Racial tension isn't what it used to be. The more sensitive we become, the more ways we have of stepping on each other's toes, and the harder we try to say and do the right thing, the more frustration builds up inside us until we're all walking powder kegs.
As Lawrence Kasdan's Grand Canyon reported on the state of race relations in Southern California in 1991, Crash brings us up to date for 2005. Some of the old problems have moved to the back burner as more racial groups have reached critical mass and our ignorance and fear appear to have grown apace.
I don't care if you're the love child of Martin Luther King Jr. and Mother Teresa, you've got some racism inside you, and Crash will find it. Be prepared to squirm.
Situations range from overt acts of hatred and angry outbursts to the way tension escalates in simple encounters (e.g., fender-benders, frustration with insurance company bureaucracy) when the parties involved are of different races.
A Persian shopkeeper (Shaun Toub) buys a gun from a dealer who calls him an Arab (and therefore a terrorist) and will only sell the gun to the man's more Americanized daughter.
Police Detective Don Cheadle investigates the killing of a black cop by a white cop. There are questions– Who shot first? Was the black cop dirty? Was the white cop racist?– but what really matters is putting the most politically advantageous spin on the case.
Los Angeles District Attorney Brendan Fraser is also concerned about political repercussions when he and his wife (Sandra Bullock) are carjacked by black thugs Chris "Ludacris" Bridges and Larenz Tate. Bullock, however, is free to take it out on everyone from the Mexican (Michael Peña) who changes their locks to their Latina maid (Yomi Perry).

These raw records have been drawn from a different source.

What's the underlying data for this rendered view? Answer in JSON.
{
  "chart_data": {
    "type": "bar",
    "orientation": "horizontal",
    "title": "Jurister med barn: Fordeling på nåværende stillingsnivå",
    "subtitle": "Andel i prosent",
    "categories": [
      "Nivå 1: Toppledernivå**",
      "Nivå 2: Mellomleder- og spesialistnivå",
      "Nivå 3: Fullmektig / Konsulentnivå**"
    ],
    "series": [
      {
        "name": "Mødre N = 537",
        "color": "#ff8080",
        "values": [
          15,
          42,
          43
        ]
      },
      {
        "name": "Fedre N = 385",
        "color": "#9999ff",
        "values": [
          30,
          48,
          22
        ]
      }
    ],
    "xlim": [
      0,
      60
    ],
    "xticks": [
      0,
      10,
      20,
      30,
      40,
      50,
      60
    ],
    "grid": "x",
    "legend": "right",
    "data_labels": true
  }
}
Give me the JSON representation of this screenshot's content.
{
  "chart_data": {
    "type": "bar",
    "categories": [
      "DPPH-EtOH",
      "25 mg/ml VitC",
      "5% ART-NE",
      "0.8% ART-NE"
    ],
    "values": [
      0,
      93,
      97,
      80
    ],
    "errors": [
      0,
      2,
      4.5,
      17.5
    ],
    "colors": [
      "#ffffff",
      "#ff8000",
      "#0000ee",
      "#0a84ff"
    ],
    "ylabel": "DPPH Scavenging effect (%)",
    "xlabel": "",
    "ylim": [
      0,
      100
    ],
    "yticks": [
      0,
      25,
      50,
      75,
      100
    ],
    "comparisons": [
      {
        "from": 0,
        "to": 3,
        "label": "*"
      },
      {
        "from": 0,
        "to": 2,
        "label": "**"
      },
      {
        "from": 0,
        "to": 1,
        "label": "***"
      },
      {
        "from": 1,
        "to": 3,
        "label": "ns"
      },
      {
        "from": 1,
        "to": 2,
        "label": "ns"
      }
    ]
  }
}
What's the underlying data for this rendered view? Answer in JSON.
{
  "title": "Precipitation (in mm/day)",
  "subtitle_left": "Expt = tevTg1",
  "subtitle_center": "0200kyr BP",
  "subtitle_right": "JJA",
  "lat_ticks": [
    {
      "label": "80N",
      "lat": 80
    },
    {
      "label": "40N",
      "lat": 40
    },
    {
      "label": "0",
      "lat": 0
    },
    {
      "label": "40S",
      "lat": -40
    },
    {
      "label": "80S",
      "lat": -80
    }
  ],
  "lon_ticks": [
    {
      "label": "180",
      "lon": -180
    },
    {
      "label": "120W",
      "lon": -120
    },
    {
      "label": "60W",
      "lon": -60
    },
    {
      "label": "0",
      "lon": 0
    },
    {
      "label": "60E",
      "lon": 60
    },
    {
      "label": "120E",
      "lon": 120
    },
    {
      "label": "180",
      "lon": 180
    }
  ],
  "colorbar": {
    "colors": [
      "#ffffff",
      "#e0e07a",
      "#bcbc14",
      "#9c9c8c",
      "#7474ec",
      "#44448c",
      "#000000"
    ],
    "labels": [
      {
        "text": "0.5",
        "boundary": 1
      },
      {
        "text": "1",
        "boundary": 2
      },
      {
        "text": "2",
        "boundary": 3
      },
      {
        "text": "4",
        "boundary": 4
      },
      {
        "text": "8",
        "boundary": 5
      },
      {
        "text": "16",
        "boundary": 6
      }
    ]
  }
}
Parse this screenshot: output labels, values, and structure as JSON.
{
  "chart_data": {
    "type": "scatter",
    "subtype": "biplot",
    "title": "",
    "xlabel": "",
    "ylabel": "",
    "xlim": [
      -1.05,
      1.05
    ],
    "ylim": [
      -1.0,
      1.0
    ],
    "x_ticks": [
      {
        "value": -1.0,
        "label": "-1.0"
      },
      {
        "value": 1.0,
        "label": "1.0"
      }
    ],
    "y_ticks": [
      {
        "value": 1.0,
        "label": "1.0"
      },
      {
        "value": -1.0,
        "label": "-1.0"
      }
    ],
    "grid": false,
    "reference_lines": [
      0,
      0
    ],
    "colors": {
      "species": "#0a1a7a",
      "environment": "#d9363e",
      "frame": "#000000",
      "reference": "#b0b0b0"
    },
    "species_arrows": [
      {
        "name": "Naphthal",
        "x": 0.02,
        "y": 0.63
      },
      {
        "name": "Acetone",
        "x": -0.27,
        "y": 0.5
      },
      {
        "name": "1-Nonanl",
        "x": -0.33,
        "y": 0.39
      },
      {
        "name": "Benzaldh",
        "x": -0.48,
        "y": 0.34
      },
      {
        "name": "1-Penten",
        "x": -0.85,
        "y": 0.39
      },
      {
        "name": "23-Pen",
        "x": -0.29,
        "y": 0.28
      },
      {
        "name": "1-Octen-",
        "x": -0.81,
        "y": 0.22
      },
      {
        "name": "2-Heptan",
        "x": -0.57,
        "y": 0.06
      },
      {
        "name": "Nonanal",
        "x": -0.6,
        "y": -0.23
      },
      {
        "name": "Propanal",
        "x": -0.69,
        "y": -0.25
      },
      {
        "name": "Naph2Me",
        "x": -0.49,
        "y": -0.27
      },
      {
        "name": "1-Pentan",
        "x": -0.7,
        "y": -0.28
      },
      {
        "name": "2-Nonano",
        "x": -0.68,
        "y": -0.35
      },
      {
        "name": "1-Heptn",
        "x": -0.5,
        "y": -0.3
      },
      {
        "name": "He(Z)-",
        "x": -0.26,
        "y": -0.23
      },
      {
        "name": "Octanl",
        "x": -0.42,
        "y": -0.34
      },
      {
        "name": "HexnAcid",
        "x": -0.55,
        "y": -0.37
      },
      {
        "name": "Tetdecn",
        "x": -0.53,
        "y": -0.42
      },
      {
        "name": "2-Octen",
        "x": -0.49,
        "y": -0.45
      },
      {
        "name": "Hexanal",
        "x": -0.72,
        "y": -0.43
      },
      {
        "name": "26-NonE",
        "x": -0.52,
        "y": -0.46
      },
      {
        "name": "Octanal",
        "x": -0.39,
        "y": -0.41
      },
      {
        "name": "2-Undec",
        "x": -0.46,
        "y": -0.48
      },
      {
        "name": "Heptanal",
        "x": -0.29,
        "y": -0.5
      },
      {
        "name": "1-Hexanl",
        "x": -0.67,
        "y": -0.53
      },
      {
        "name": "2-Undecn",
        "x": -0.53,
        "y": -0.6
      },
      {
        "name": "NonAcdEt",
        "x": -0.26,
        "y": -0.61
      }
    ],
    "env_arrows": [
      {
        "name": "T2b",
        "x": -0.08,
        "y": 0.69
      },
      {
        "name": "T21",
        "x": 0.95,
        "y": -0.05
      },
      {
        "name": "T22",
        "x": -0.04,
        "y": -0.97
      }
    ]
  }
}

TV producer Terrence Howard and his wife (Thandie Newton) are hassled and humiliated by white cop Matt Dillon while his partner (Ryan Phillippe) stands helplessly by. Howard is used to walking on eggshells around whites (including Tony Danza) at work.
Ludacris, who amusingly gets to state the case against hip-hop, is proud of never having robbed anyone of his own race: "The only reason black people steal from their own is that they're terrified of white people."
Each situation is fraught with disastrous possibilities, and several build to the point where the worst-case scenario seems inevitable. Some tragedies are averted, some aren't; but the ones that are are averted in miraculous ways that leave you with hope.
With his first feature as director, Paul Haggis, who adapted the screenplay of Million Dollar Baby, shows himself equally skilled in both fields of endeavor. As the stories develop and interweave, there's one coincidence (out of dozens) that's too much for me to accept, but it sets up arguably the film's most powerful scene.
Most of Crash takes place on Christmas Eve. No one mentions the holiday, but the decorations are everywhere. It can't be coincidental that snow falls before it's over, giving L.A. a rare white Christmas. At least it doesn't rain frogs.
Haggis says the story was inspired by an incident in 1991 when he and his wife were carjacked by two young black men. It will be the ultimate irony if those men now come forward and sue for a share of the profits. But that could only happen in the movies.